Argentine : pourquoi tant d’échecs sur la scène internationale malgré une équipe exceptionnelle?

L’Albiceleste dispose a priori de tous les atouts nécessaires pour remporter des trophées, mais elle a beaucoup déçu et a laissé ses supporters sur leur faim. L’Argentine n’a remporté aucune compétition avec Lionel Messi qui est sans nul doute le meilleur joueur de sa génération et peut-être bien le meilleur de tous les temps. Loin de constituer un mystère, ces échecs ont des causes bien rationnelles.

Des qualités individuelles, mais pas collectives

Il faut rappeler que le football est un sport d’équipe. Bien sûr, un one-man-show spectaculaire peut vaincre une équipe supérieure, mais pour connaître un succès constant, le joueur doit faire partie d’une bonne équipe. Une bonne performance dans les phases de groupes peut être complètement annulée par un match à élimination directe face à un audacieux outsider, déjouant les meilleurs pronostics.

Bien que Messi soit entouré de beaucoup plus de talents individuels par rapport à l’équipe de Maradona en 1986, l’équipe de Messi manque de panache. Le fossé qui sépare Messi de ses coéquipiers n’est pourtant pas aussi prononcé que celui qui existait entre Maradona et les siens.
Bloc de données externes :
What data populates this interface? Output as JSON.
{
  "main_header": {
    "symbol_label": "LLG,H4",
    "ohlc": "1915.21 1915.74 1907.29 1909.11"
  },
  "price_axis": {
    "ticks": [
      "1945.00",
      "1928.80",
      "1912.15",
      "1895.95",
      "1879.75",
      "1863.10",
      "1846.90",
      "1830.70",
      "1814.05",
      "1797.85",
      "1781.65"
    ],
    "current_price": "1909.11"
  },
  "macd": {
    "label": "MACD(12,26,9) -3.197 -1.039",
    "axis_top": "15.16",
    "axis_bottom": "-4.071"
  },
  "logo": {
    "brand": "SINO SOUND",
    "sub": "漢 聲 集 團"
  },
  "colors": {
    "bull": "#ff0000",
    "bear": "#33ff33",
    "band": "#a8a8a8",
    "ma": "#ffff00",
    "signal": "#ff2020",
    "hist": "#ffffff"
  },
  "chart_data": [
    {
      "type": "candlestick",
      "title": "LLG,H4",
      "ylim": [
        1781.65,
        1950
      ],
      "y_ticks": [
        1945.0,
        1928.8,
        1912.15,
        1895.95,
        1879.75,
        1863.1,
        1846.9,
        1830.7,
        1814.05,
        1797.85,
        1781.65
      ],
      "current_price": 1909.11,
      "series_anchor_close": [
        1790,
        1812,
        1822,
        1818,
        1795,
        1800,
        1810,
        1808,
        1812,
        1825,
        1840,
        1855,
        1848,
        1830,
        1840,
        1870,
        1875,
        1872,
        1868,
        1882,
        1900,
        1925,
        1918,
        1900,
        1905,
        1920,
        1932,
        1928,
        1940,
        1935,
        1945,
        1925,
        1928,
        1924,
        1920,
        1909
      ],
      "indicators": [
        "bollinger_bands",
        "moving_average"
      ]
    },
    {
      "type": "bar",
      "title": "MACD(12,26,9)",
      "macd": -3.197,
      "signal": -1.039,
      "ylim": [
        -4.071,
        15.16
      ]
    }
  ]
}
On remarque souvent que les équipes performantes, même si elles ont un joueur capable de faire la différence, produisent un jeu dans lequel tous les onze acteurs sont impliqués. Il a été reproché à l’Argentine de Leo Messi de manquer de jeu collectif. Dans l’équipe du FC Barcelone par exemple, le jeu est organisé de manière à ce que l’équipe retrouve ses automatismes même quand Messi ou un autre joueur phare est absent. Dans le cas de l’Albiceleste, sans Messi, même le match le plus abordable devient un calvaire parce que le talisman du Barça aurait une emprise malsaine sur le football de sa sélection nationale.

Trop grande déification de Messi ?

Pour un proche de Messi, le problème en sélection est que l’on ne ferait pas attention à la star. On ne lui passerait pas le ballon, on le ferait jouer avec des joueurs qui ne méritent pas d’être sur le terrain pendant que ceux avec qui il s’entend bien sont laissés sur le banc. Un témoignage incompréhensible, surtout quand on sait que Messi a fait comprendre au coach qu’il ne pouvait pas se trouver sur le terrain en même temps que le prodige Dybala parce que ce dernier aurait le même style que lui. Un autre fait paradoxal est l’exclusion de l’attaquant prolifique Mauro Icardi de l’effectif pour des raisons qui n’ont rien à voir avec le sport.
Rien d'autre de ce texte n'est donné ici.